If you recognize the positive role many insects play in our lives but feel threatened by wasps and hornets, try these natural ways to get rid of the aggressive stingers. Use chemicals as a last resort.
The word wasp is an umbrella term used for thousands of types of flying and stinging insects, including yellow jackets, hornets, and paper wasps. Unlike bees, which are needed to pollinate plants, most wasps are not pollinators. They can be very aggressive toward humans, injuring us with stings that can cause swelling and allergic reactions. Remember though that wasps are predators of other insects and shouldn't be destroyed without cause.
How can you tell if a flying insect is a beneficial bee or a threatening wasp? A wasp has a waist that is much thinner than the rest of its body; a bee's body is about the same thickness throughout.
Wasp bodies look almost sleek, lacking the fuzzy hairs that enable bees to gather pollen. Beware: Color isn't a reliable way to tell the difference between a bee and a wasp, although many wasps have a distinctive yellow-and-black striped pattern, and some hornets are black and white.
Some yellow jackets build their papery nests below ground in hollow logs or other cavities, while others build rounded hanging nests that resemble large paper coconuts.
Paper wasps build nests that look like umbrella-shaped honeycombs; they are often found under overhangs, beams, and limbs.
In both cases, leave the nests alone if they are in places you can avoid. Wasps only use a nest for one year, although they may return to a site if it's an especially good one.
If you find a wasp nest in early spring, when the colony is still small, you can try sealing up all openings to the nests. However, if wasps are nesting inside a house, such as inside the siding, never block the hole, as the wasps will find a way to get inside.
Knock out nests in the spring and early summer with a pressurized spray of water from a distance of at least 15 to 20 feet. Be prepared to run.
Wasp bait and traps work on some species, but only early in the season. Remove wasp traps before midsummer so they don't attract more insects and create a colony.
Remove goodies that may attract wasps, such as decaying foods, open garbage or recyling bins, pet food, etc.
In spring, caulk and seal any cracks on the exterior of your home to prevent wasps from entering.

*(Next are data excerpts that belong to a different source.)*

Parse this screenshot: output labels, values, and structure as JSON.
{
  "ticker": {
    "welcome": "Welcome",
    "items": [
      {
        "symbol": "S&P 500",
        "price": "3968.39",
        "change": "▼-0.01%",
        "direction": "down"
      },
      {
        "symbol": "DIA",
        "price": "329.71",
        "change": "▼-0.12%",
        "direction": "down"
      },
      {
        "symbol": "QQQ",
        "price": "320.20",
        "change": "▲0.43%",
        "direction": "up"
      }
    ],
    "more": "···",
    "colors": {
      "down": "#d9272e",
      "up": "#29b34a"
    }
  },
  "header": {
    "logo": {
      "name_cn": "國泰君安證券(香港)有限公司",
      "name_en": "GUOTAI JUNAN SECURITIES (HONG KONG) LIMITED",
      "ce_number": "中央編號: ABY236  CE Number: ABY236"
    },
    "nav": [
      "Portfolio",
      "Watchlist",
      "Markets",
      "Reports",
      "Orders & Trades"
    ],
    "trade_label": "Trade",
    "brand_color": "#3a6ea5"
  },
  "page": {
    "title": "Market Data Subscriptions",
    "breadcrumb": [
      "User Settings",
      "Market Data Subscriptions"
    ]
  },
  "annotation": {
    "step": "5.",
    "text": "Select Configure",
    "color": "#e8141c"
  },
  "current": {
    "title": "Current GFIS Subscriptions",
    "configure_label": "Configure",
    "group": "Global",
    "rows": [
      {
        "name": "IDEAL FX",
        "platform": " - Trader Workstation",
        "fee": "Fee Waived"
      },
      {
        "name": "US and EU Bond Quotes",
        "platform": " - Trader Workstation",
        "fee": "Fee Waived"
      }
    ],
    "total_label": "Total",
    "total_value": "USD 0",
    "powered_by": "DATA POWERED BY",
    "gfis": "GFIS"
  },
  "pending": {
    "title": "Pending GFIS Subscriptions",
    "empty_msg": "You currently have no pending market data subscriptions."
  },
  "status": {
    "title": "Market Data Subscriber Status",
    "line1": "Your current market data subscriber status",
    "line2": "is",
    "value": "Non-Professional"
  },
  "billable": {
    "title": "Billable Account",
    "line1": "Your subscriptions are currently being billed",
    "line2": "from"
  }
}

If you must eradicate a wasp nest because of its proximity to people, especially late in summer when wasp colonies are at their largest numbers, hire an extermination professional. Follow this advice if you are allergic to stings.
If you decide to get rid of wasps yourself, take appropriate precautions before making the attempt. Wear long pants or coveralls, shirts with long sleeves, boots, gloves, and a hat with an insect veil. Seal your pant cuffs to boots and sleeves to gloves using tape or rubber bands.
For wasps with ground-level nests, use an insecticidal dust. The dust works by sticking to the insects as they come and go out of the nest.
For above-ground nests, use a jet aerosol wasp spray with a range of 10 to 20 feet. Never climb on a ladder to spray wasps; they can attack before you're able to descend safely. Plan an escape route before spraying so you know which way to run.
Dust or spray at night or early in the morning when most wasps are inactive and inside the nest.
Read and follow all label directions.
Stay away from treated wasp nest sites for a full day. If wasps are still active, you can repeat the process.
To prevent accidental poisoning, avoid using these chemicals inside your home. Call a professional exterminator for safe removal.